И у Самолёта такой же прОблем. Сплошное по жизни OFF. И всю-то жизнь эту, на которую столь немилосердно обрек его г-н Можайский, он мучается, летает, а мысль кружИтся всегда одна: домой… домой… А дома опять эта сучка-озеро дразнит его. Поверхность её столь же зеркальна, сколь и восемьдесят лет позади, во времена их с нею любви. Теперь другое время. Другие самолёты отражает она в своей чертовой бабьей воде.

Неизменно только одно. Всегда приземление. Всегда это старческое прикудахтыванье по всей длине тормозного пути. Всегда носом во все ещё юное лоно своей ненавистной единственной девочки, которую б, был бы ему отец не Можайский, а кто покруче и подревней, повесил на первой сосне. Но нет. Никого нет…

И Можайский сдох. И Мересьев сдох. И Кузякин сдох. И механик Петров сдох. И все прочие двуногие ублюдки подохли, как мухи от японских дорогих препаратов. И парадов уж давно нет. И самый последний тормозной путь был настолько велик, что носом уткнулся в самую воду дурацкой любимой своей. Та только «хи-хи».

Да и мысль единственная никак не слетает с носа, да теперь уже и не слетит, потому что полетов больше не будет. Отчего же только продолжает хотеться домой?..

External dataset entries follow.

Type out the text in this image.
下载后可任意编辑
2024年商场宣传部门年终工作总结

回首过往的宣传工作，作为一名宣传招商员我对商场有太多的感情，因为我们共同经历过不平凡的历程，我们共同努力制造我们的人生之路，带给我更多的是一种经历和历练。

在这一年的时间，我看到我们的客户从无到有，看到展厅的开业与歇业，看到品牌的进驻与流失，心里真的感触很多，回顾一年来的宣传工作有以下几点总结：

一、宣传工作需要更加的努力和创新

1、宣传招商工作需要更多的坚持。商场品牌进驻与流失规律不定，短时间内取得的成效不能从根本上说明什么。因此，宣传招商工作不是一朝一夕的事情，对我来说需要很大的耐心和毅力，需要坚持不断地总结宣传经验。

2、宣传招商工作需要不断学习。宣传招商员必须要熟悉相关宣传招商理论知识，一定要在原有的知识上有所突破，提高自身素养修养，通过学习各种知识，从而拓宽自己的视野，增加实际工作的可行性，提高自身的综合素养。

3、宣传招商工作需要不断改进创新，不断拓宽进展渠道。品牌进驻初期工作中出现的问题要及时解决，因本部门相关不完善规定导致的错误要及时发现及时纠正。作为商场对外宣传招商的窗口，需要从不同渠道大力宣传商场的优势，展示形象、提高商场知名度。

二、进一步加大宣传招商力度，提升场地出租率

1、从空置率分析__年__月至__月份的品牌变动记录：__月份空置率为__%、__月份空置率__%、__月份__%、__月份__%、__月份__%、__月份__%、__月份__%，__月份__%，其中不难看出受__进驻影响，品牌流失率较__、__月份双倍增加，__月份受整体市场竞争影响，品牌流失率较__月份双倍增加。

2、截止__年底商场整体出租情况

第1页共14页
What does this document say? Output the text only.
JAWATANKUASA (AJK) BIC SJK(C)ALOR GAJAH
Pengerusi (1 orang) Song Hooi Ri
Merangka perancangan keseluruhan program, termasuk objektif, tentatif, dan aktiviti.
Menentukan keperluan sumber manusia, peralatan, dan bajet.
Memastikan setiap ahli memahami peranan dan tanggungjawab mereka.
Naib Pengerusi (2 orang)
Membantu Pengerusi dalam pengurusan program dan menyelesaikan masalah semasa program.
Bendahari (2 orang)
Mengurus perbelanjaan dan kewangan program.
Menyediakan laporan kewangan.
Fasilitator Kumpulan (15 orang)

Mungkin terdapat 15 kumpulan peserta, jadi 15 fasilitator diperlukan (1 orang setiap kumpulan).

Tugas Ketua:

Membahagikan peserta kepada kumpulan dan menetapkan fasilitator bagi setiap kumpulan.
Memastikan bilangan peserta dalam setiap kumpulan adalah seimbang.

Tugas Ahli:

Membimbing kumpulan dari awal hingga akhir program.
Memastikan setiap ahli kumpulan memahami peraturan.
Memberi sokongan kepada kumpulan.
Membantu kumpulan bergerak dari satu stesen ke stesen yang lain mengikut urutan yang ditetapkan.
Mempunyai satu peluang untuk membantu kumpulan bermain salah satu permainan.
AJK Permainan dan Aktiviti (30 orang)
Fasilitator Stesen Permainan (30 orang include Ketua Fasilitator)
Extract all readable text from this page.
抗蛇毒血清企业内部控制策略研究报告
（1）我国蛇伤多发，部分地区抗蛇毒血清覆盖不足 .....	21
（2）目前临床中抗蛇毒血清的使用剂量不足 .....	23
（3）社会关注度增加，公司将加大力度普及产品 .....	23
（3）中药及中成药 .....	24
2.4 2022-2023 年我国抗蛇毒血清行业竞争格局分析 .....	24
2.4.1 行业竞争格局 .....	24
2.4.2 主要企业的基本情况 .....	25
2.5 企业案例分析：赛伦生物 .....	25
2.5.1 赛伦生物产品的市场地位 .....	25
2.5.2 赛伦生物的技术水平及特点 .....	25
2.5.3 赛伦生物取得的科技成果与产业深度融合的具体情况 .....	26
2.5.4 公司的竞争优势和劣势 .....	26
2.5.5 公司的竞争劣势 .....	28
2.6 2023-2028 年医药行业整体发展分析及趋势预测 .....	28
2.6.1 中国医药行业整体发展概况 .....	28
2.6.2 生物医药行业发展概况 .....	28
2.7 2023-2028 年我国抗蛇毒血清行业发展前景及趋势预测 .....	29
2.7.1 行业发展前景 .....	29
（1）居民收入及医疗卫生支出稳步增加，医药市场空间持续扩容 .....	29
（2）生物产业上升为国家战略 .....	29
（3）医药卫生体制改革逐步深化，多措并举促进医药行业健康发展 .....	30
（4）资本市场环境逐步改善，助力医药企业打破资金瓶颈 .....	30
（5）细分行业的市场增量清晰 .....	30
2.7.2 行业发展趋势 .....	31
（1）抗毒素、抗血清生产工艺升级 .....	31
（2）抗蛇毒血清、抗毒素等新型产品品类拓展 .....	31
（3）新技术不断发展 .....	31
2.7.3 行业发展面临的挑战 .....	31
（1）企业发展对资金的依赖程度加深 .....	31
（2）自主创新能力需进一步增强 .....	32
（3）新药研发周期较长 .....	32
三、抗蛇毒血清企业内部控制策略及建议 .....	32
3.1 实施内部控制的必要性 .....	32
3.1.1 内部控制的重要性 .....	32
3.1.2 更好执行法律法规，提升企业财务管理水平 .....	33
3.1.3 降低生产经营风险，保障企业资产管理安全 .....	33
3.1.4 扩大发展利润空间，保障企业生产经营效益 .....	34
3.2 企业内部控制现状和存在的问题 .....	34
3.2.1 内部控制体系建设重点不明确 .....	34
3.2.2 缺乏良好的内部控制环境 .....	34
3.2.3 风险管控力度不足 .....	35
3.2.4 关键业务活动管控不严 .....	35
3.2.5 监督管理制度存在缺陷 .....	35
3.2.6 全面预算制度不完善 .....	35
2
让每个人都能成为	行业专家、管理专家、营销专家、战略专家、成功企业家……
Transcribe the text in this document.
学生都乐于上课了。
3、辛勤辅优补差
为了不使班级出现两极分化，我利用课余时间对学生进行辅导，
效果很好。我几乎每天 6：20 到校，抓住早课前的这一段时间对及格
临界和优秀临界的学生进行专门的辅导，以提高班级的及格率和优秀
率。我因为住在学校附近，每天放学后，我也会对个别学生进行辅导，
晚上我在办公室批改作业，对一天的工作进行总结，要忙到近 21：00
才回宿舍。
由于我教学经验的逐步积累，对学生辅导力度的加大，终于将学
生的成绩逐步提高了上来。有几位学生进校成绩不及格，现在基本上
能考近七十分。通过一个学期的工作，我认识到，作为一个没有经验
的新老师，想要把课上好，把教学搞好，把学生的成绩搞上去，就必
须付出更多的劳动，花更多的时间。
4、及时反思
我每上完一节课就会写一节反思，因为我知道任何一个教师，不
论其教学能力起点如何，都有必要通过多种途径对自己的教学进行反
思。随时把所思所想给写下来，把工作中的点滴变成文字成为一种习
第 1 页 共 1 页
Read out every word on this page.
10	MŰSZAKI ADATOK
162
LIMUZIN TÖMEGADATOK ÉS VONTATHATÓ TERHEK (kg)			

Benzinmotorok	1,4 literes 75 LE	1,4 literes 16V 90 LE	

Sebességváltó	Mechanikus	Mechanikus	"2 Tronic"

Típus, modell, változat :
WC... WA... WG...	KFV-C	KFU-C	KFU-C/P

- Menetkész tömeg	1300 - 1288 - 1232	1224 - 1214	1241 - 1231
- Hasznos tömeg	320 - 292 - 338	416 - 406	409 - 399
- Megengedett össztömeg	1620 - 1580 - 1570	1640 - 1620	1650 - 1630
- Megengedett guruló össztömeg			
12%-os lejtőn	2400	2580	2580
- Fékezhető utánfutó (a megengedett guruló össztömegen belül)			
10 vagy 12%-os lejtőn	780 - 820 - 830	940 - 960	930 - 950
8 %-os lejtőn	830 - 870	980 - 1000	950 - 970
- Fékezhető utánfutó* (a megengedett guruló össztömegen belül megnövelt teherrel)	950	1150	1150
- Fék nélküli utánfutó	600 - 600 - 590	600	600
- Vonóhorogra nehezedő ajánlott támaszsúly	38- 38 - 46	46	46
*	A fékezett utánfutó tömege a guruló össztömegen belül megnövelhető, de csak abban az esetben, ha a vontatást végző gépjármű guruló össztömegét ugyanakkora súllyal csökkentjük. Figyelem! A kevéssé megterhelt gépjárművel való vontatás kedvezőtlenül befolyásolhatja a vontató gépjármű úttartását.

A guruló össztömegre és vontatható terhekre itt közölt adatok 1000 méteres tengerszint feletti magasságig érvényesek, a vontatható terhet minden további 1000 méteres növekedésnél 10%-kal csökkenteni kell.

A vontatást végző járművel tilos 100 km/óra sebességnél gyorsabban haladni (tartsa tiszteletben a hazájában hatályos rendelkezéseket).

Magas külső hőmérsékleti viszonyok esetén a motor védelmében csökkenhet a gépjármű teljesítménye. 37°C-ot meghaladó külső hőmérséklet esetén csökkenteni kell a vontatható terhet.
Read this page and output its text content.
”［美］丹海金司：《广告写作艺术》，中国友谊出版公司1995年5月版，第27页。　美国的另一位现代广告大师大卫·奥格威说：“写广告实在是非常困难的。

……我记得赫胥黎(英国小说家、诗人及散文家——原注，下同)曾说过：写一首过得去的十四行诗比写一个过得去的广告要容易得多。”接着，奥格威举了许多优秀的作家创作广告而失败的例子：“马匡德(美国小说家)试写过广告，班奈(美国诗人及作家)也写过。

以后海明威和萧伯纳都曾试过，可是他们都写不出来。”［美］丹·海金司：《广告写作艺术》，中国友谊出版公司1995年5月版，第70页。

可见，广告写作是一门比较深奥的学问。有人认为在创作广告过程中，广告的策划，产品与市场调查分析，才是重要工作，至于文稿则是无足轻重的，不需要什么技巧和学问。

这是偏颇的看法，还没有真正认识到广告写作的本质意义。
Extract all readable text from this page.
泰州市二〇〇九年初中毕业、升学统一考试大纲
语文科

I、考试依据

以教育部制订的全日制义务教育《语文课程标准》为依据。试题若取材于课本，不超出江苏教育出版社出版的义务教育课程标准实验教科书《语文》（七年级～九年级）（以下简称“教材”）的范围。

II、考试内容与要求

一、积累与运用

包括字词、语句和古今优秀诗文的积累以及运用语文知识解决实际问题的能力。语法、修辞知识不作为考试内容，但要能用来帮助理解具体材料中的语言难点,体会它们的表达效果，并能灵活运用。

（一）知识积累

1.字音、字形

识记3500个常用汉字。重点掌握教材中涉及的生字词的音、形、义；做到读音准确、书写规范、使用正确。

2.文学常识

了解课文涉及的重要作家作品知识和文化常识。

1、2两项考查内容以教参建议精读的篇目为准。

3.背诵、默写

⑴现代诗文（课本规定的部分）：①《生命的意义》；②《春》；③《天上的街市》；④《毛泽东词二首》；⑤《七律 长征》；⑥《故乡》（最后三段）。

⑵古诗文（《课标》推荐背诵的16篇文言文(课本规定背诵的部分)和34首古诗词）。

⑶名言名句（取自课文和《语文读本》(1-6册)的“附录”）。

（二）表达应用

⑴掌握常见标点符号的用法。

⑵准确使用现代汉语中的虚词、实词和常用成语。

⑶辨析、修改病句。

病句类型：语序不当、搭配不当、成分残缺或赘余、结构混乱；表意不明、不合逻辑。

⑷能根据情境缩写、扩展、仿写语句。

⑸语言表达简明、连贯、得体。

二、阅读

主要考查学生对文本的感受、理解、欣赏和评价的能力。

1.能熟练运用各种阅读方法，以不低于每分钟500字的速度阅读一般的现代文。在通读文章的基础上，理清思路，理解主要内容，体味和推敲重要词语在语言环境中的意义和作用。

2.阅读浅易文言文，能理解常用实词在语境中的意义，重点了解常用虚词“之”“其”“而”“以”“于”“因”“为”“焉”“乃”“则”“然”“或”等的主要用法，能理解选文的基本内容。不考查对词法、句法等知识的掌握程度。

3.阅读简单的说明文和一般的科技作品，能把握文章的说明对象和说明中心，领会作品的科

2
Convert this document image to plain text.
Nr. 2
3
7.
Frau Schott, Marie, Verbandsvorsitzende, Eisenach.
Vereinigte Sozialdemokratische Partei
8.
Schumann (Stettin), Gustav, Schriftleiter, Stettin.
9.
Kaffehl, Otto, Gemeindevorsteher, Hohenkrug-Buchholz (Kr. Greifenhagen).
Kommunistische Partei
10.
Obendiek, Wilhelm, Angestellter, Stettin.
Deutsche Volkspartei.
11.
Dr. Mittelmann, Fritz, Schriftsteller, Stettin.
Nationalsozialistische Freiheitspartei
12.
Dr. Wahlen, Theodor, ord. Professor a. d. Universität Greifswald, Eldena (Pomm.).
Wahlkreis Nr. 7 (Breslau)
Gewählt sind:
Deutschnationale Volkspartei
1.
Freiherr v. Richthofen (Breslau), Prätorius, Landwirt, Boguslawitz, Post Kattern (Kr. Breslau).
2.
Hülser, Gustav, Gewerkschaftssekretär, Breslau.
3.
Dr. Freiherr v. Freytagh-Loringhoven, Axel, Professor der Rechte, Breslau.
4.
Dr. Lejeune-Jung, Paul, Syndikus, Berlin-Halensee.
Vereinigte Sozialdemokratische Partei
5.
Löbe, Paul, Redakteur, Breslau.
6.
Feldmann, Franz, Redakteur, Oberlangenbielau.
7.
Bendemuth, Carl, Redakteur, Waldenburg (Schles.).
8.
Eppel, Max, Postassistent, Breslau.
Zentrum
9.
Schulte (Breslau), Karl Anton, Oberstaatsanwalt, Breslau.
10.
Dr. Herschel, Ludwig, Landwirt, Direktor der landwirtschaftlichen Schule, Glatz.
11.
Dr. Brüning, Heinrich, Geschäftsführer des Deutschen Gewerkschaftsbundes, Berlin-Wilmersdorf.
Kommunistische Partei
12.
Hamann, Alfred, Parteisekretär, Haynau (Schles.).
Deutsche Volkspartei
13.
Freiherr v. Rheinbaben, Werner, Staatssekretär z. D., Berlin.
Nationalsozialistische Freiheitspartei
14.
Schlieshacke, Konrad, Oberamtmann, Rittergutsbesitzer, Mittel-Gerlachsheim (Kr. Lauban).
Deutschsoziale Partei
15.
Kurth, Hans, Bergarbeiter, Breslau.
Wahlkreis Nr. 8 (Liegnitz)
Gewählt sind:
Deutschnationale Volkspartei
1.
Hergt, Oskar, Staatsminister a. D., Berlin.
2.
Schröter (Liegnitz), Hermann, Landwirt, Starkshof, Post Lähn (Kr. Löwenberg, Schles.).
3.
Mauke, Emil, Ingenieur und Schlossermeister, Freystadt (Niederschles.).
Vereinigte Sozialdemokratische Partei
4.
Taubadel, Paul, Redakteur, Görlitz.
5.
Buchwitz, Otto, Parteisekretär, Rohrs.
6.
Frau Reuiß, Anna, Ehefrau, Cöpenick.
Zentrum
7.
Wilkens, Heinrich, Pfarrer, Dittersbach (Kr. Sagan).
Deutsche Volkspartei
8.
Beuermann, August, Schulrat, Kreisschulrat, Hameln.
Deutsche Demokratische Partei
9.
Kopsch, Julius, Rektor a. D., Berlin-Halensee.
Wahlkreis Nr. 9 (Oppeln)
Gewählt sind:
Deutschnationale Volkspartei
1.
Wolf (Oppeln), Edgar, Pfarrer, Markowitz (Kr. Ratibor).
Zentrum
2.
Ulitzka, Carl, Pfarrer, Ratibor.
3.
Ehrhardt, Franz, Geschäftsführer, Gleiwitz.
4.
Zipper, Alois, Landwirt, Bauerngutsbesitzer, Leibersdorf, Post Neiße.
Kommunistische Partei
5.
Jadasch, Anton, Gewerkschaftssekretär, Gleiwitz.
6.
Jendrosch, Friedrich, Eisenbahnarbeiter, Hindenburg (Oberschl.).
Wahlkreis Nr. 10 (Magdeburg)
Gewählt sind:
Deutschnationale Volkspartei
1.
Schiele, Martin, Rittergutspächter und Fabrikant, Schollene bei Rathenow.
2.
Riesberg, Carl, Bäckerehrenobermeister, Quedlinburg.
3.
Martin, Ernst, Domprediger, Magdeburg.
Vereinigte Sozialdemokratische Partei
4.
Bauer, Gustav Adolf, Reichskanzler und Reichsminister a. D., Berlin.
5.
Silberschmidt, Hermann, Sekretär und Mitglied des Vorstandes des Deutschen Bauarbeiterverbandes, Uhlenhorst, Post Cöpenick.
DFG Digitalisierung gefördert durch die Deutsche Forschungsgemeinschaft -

Озеро же не только зеркало. Она ещё анализировать любит. С некоторых пор она размышляет на тему того, как, мол, все странно: всю жизнь мы с Самолётом вместе, всю жизнь он, в сущности, любит меня, хоть и досадует, что не может меня повесить, а теперь ведь и даже ржавеет во мне; то есть, так или Иначе, потихонечку умирает; и умирает почему-то опять же именно во мне (см. Л. Н. Толстой, «Война и мир»; эпизод, где Пьер Безухов с кометой (прим. Сквор.)), но почему же все-таки я все-таки так и не смогла полюбить его снова? И как, в частности, странно, что поэт-символист Александр Блок умер в самом начале наших с ним отношений, и то, что написал он по нашему с Самолётом поводу о том, что… что-то такое там про то, что веки вечные дарит он, Самолёт, мне цветки, — это же так красиво! А вот не умер бы он, и написал бы верно какую-нибудь гадость на ту же тему, что повторится все, мол, как встарь, но о том, что хочет мой бедный бывший любимый меня повесить. Как, в сущности, хорошо, что он умер! Смерть символизму вообще! Да и как хорошо, что мой бывший возлюбленый так поржавеет, поржавеет во мне, да и тоже умрет! Господи, как же счастлива дочь твоя Озеро! Как же я счастлива, что увижу, как все умрут, а когда это наконец-то случится, то и я тоже погибну. А погибну я так: утону я, Озеро, в Озере Озер, и ещё не достигну дна, как уже сомкнется надо мной водяной третий круг… Это счастье.